The San Diego Municipal Employees Association on Aug. 29 began gathering signatures outside City Hall to prevent City Attorney Michael Aguirre from representing employees in pension litigation.
The petitions being circulated declare that, "Michael Aguirre is NOT my lawyer and he does NOT represent me."
Aguirre, who is battling in court to become the chief legal adviser of the San Diego City Employees' Retirement System, also has called on the city to stop recognizing what he considers to be illegal pension benefits.
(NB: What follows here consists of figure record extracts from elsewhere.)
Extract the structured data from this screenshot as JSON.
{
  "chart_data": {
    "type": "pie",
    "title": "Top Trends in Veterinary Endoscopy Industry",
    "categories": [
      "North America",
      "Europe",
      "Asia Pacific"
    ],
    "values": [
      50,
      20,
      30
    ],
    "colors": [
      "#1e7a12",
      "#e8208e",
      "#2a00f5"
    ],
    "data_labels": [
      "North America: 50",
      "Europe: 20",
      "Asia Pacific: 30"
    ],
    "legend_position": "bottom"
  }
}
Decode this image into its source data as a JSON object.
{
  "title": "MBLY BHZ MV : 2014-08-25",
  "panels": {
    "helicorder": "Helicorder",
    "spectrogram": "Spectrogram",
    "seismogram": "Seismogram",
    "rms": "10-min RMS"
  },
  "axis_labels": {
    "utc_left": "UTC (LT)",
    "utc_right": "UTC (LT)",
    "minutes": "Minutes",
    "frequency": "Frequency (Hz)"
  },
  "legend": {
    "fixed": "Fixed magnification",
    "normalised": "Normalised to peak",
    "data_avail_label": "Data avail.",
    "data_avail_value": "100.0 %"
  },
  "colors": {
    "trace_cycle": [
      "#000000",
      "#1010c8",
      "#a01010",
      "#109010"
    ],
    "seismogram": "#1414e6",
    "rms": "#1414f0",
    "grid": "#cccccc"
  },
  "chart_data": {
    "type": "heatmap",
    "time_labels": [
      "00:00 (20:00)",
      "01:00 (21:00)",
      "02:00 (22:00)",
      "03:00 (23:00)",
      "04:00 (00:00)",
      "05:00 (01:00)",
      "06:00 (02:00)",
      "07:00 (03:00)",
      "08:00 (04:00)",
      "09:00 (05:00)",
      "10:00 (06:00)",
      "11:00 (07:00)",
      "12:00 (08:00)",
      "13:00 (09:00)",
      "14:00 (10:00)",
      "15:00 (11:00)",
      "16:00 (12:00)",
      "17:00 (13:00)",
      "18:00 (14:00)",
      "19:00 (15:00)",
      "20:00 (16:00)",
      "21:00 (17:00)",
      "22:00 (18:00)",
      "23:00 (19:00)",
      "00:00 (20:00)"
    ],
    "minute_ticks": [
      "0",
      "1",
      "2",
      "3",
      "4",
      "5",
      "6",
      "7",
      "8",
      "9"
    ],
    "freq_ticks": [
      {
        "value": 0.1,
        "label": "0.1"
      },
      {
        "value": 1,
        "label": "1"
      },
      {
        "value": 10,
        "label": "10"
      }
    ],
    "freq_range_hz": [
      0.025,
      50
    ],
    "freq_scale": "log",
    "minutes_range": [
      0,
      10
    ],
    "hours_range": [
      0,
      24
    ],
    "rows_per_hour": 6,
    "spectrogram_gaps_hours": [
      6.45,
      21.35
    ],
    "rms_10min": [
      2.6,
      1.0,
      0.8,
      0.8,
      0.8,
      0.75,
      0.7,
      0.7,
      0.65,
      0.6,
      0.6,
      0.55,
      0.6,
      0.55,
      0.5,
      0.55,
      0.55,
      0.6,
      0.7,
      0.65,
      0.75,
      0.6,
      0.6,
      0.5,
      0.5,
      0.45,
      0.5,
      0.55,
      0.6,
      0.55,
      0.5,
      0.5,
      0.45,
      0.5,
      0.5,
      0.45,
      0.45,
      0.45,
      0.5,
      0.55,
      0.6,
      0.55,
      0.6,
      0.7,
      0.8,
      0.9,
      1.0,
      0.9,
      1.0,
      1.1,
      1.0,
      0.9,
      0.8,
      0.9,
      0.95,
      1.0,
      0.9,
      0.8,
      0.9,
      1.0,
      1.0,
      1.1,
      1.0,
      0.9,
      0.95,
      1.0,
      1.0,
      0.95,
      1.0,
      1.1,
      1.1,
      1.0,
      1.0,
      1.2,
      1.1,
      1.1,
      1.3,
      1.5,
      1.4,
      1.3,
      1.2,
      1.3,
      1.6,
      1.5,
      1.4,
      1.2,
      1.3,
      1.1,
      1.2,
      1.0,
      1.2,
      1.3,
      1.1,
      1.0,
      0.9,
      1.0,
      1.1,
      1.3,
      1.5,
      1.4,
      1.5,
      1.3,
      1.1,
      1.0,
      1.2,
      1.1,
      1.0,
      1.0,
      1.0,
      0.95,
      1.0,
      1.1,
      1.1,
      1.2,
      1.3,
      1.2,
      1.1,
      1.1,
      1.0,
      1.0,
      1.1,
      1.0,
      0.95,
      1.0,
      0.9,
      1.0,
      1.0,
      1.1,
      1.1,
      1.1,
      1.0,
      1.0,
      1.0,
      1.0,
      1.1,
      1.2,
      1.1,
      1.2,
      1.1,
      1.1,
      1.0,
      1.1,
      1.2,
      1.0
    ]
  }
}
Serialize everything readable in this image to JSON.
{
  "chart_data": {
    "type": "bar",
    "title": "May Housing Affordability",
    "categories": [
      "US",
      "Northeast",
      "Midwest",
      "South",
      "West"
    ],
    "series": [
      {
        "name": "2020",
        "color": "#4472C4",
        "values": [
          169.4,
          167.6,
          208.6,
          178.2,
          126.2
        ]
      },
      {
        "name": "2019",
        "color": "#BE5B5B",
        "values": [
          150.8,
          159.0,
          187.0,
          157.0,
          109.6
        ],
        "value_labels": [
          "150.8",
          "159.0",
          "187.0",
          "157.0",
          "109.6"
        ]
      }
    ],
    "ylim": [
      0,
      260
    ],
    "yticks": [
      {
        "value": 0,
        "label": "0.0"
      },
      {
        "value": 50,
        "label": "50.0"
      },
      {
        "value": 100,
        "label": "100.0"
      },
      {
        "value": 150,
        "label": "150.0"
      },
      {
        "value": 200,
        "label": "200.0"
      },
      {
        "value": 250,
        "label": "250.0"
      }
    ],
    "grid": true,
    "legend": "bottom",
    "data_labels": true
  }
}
"Many of our members feel violated by this attempt by Mr. Aguirre," said Judie Italiano, the president of MEA, which represents more than 6,000 city workers. "They have a legally binding agreement with the city and have already taken cuts in their paychecks and benefits."
Italiano chided Aguirre for what she considers to be a conflict of interest.
"Mr. Aguirre is blatantly violating the California State Supreme Court's Rules of Professional Conduct by claiming that he can represent the interests of city employees with one hand, while he seeks with his other hand to have our pension benefits declared 'illegal,' " she said. "Mr. Aguirre's double dealing erodes public confidence and respect for the law and for the legal profession."
During the next few weeks, MEA said it plans to continue gathering employee signatures, and then present them to the City Council for a declaration that Aguirre's activities are "obstructing the city's progress in solving the pension fund crisis."
Aguirre responded: "I'm not their lawyer. I'm the city's lawyer. What's distressing is that apparently their lawyers are not informing them that they already are represented by their own lawyers. I hope they do that."
Also on Aug. 29, Aguirre issued a response to the $456 million fine that global accounting firm KPMG has agreed to pay to avoid being indicted in a scheme to market illegal tax shelters.
The firm is completing the city's long overdue 2003 financial audit.
"The path taken by KPMG is precisely the one that I have proposed that the city of San Diego take in order to extract itself from the ongoing SEC (Securities and Exchange Commission) investigation," said Aguirre in a prepared statement. "We need to detach the city as an entity from the individuals suspected of wrongdoing and pursue a separate resolution. Individual culpability should be handled apart from this process, since those parties have their own defense counsel paid for by taxpayers. It's time to put the city's interest first."
Aguirre has asked the city to retain the accounting firm of Macias Gini & Co. to work with KPMG on completing the 2003 audit, and any restatement of the city's 2002 financial statements. The California-based Macias has been hired to audit the city's 2004 and 2005 financial statements.